When is a bug not a bug? When it’s an undocumented feature. This is an old industry joke that pokes fun at software vendors, who often dismiss unexpected behaviour in applications by pretending that nothing is wrong and that the software was really designed that way.
Two recent “bugs” reminded me of that joke, and both concerned spreadsheets: Microsoft’s Excel 2007 and the Calc application in the OpenOffice.org open source productivity suite.
Excel hit the headlines at the end of September with an
issue
affecting some calculations that produce a result around 65,535. The flaw only
affects Excel 2007, and causes an incorrect result to be displayed. Microsoft
downplayed the seriousness of this, stating that it is the displayed result and
not the stored result that is affected, so that other calculations referencing
that particular cell should be correct.
This might not reassure users whose business projections depend on such
calculations, but at least Microsoft has promised a fix in the near future.
Perhaps more problematic is when a feature doesn’t perform as users expect, yet is regarded as functioning perfectly correctly by the vendor. Following the recent launch of OpenOffice.org version 2.3, a reader wrote to IT Week complaining about an issue he said has been vexing him and others since the first release, and which is still present in the new version.
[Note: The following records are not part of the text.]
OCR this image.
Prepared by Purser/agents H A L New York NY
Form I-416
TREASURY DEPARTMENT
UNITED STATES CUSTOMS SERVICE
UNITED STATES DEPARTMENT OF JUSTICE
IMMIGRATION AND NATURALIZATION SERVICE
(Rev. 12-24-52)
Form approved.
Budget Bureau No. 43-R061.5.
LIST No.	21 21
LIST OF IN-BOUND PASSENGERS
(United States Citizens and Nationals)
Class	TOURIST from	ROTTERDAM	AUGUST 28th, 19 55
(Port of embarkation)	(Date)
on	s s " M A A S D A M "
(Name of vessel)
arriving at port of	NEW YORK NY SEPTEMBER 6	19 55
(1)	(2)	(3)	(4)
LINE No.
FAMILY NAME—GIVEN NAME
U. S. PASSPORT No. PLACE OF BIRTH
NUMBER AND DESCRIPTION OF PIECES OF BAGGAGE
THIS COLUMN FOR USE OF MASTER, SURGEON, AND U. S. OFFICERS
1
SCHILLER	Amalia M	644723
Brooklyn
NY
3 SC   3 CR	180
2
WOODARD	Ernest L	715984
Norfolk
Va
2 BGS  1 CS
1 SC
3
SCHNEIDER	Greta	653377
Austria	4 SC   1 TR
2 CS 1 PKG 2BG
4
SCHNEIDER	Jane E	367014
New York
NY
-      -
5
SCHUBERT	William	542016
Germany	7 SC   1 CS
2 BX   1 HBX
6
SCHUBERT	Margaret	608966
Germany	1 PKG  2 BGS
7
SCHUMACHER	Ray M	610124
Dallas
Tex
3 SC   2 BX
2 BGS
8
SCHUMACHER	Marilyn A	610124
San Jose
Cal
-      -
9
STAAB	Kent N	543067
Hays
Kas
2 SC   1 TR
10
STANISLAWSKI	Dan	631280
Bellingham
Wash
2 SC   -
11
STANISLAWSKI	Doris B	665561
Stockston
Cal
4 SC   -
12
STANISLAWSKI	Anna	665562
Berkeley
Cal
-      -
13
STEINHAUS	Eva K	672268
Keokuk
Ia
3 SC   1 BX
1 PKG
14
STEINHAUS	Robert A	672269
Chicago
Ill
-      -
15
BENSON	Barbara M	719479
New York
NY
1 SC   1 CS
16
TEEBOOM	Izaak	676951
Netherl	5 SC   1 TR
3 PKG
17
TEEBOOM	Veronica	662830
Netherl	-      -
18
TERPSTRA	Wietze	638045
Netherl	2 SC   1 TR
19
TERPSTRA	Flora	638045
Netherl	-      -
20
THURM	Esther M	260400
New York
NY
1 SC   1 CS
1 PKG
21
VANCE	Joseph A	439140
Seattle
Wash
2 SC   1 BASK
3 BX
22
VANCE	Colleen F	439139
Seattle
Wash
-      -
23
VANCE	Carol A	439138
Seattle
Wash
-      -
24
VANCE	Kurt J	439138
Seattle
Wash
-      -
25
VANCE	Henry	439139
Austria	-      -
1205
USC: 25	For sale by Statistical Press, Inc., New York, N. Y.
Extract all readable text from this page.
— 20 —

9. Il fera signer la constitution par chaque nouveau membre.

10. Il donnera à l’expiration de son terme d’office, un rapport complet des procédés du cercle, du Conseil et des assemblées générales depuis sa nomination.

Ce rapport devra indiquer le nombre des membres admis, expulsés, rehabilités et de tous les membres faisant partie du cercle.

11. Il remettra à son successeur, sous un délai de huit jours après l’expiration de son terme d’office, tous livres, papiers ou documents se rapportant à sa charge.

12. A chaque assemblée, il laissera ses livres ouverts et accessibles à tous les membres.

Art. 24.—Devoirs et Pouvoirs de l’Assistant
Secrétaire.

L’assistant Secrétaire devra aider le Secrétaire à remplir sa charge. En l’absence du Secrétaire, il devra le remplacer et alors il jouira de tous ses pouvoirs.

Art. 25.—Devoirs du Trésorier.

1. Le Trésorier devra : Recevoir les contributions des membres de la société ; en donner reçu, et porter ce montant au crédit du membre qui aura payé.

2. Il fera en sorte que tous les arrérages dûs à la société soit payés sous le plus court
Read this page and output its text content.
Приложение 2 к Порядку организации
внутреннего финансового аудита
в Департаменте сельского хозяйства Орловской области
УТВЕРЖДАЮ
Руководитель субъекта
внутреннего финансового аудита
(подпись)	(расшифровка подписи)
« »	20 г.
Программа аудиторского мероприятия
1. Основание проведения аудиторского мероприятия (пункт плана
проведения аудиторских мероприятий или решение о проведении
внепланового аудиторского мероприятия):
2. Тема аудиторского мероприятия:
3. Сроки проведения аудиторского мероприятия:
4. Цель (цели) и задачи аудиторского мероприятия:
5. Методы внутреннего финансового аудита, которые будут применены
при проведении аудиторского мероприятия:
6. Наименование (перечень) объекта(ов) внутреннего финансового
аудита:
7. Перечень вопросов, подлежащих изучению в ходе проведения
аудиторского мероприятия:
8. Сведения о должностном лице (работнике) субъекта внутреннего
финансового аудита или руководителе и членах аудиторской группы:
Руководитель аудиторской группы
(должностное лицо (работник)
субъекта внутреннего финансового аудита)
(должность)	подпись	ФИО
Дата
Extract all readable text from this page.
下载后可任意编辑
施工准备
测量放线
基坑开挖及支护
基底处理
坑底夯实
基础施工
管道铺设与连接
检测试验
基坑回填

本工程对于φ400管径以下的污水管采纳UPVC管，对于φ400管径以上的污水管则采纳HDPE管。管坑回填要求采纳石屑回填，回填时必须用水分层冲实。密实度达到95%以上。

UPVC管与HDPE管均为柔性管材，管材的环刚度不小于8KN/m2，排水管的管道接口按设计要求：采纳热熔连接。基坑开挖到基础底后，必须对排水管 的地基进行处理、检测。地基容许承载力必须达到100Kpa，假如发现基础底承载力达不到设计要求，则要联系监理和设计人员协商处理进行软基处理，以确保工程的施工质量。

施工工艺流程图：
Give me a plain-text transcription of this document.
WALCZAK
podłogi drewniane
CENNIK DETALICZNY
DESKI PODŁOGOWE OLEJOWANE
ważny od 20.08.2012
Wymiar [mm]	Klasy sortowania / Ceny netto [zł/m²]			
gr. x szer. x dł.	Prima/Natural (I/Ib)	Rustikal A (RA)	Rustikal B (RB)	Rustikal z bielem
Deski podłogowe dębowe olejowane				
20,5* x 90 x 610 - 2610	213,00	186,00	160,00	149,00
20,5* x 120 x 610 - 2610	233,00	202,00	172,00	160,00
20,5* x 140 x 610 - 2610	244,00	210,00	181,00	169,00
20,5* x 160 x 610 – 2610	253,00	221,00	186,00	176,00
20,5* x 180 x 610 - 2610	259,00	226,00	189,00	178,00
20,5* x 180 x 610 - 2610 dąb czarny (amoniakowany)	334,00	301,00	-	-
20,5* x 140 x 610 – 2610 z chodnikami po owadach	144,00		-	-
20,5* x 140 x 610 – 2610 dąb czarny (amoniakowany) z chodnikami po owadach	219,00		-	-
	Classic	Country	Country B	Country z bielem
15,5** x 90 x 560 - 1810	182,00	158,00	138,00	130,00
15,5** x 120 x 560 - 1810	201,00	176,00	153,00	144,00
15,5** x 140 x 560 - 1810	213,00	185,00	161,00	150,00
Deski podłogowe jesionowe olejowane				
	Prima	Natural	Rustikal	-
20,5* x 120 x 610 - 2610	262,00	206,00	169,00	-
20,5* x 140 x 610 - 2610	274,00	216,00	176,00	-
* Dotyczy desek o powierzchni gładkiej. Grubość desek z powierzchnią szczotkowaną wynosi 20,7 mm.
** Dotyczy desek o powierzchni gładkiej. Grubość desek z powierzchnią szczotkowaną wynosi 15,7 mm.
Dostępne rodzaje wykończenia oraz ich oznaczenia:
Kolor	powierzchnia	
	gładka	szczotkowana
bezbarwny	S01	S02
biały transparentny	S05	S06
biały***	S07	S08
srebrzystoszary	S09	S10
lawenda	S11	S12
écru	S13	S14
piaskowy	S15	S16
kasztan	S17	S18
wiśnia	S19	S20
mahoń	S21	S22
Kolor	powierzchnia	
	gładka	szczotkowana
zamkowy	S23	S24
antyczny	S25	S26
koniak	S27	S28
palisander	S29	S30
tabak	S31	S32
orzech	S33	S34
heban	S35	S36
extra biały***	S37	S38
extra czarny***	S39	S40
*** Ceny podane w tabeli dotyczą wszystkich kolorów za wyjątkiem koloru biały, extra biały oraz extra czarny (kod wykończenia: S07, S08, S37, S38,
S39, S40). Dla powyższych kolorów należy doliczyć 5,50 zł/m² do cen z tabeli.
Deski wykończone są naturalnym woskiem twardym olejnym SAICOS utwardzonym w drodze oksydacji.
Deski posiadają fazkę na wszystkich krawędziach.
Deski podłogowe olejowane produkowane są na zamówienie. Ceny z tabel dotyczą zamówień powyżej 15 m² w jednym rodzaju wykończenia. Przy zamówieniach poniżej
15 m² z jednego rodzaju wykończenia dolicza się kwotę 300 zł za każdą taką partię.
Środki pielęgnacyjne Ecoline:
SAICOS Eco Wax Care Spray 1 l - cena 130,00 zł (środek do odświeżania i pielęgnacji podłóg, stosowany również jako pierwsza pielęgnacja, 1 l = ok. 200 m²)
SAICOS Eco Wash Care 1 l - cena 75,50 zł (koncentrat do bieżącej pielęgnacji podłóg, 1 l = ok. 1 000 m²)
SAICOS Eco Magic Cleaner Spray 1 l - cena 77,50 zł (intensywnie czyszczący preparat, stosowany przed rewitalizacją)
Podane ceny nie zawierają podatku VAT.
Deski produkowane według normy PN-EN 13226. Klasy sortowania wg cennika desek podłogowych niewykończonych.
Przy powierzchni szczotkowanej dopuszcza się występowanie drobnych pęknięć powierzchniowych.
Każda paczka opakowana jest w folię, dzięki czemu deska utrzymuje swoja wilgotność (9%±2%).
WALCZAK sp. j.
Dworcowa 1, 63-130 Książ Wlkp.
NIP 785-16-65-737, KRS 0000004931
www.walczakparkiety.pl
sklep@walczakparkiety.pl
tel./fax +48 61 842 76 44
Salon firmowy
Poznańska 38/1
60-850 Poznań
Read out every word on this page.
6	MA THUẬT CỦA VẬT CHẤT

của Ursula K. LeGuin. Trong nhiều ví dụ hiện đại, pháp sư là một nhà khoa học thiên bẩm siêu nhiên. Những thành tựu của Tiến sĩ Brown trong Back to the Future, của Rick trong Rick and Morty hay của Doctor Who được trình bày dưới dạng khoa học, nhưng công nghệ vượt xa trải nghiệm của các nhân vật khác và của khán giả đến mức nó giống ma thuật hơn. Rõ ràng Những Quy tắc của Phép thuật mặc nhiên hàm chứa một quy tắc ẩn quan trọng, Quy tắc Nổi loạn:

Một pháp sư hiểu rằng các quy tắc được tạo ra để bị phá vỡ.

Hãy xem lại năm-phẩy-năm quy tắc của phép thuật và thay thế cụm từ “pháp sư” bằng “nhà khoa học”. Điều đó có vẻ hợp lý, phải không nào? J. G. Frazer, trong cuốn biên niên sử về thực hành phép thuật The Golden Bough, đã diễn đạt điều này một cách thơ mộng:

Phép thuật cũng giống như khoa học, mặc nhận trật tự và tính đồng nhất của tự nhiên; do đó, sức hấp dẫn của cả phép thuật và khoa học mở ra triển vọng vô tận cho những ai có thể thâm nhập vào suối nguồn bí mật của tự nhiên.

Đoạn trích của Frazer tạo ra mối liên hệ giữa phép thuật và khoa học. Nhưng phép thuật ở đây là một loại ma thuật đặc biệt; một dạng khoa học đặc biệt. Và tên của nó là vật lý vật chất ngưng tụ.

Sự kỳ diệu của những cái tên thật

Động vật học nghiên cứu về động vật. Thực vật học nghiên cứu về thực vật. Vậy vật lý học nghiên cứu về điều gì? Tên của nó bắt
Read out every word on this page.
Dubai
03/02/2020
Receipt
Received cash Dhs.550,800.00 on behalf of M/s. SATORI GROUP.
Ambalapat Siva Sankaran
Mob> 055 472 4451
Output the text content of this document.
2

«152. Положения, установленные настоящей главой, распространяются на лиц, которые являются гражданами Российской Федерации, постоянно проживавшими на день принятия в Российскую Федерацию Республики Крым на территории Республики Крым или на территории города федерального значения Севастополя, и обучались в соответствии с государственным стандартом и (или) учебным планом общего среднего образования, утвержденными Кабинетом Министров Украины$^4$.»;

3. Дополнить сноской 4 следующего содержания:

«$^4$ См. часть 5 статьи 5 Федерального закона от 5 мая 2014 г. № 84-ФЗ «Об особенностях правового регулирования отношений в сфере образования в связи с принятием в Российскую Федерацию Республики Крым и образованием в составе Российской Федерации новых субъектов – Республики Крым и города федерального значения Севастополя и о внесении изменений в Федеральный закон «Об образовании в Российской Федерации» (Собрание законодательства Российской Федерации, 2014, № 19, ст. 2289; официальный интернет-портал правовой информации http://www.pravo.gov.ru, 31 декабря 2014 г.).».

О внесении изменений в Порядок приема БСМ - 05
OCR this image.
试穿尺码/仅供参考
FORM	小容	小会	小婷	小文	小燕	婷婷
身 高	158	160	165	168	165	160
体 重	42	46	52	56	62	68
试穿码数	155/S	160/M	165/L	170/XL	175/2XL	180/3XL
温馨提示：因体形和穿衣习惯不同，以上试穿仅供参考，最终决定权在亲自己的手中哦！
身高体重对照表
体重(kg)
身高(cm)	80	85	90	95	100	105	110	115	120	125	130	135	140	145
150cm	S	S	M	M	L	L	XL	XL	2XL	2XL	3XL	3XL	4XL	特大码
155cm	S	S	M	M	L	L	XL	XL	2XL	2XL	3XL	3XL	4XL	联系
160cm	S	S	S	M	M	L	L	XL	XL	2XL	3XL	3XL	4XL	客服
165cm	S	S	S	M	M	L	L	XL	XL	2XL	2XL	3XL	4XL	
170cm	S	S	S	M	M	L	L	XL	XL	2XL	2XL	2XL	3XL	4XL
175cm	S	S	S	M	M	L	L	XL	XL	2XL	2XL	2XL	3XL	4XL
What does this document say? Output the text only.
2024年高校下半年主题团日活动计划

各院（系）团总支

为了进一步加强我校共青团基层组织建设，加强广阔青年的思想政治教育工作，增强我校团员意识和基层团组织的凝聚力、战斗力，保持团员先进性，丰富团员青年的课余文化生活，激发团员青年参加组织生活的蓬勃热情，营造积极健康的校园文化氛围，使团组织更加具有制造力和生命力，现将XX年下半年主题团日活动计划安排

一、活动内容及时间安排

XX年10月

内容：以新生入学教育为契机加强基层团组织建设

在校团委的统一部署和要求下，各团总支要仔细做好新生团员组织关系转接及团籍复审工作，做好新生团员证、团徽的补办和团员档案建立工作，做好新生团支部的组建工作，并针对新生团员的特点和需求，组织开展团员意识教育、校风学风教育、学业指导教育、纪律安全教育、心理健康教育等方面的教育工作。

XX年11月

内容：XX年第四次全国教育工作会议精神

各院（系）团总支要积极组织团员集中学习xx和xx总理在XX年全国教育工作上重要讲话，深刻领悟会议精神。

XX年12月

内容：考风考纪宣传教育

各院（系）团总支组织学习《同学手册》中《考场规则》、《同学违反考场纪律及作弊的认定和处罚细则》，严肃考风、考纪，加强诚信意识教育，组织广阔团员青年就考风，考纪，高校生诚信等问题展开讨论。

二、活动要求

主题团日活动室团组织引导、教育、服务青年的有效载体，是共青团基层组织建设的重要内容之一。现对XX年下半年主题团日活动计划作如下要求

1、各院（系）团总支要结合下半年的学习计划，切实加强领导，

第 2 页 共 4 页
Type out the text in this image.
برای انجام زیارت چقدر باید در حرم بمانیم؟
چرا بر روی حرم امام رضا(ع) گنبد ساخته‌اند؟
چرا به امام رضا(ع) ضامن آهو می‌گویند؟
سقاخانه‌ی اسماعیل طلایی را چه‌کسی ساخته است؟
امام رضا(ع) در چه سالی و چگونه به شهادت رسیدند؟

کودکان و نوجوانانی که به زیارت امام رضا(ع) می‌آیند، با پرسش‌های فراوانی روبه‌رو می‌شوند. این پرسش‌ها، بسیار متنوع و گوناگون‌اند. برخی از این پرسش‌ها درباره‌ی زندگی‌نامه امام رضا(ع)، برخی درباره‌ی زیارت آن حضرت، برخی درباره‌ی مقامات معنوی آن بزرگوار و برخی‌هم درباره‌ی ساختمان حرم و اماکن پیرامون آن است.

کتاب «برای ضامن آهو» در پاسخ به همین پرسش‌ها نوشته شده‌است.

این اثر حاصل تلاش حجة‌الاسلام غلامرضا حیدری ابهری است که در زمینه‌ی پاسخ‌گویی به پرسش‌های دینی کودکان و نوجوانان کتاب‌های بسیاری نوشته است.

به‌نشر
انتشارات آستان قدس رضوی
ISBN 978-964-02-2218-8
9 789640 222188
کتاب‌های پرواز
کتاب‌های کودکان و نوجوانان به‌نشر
At the heart of the issue is the AutoFilter function, which hides cells depending on their contents. This might be used so that only non-blank cells are displayed, for example. In Excel, the user can then perform an operation, such as filling the remaining blank cells with a particular value, while leaving the hidden cells unaffected.
However, in OpenOffice.org’s Calc spreadsheet, applying an operation to a selected row of cells will affect all of them, even if they are hidden. It seems that a very vocal minority of users has been trying to get this changed since the earliest days of the suite, but those managing the project insist the function exhibits the intended behaviour.
This raises the question of when exactly an issue should be regarded as a genuine bug. To the developers, AutoFilter works perfectly, while many of those posting comments on the OpenOffice.org forums regard it as a fatal flaw.
Perhaps as a compromise, it could provide a tickbox option “AutoFilter works like in Excel” for those that require this. Otherwise, it would seem a strange affair if Microsoft turned out to be more responsive to user feedback than an open source project.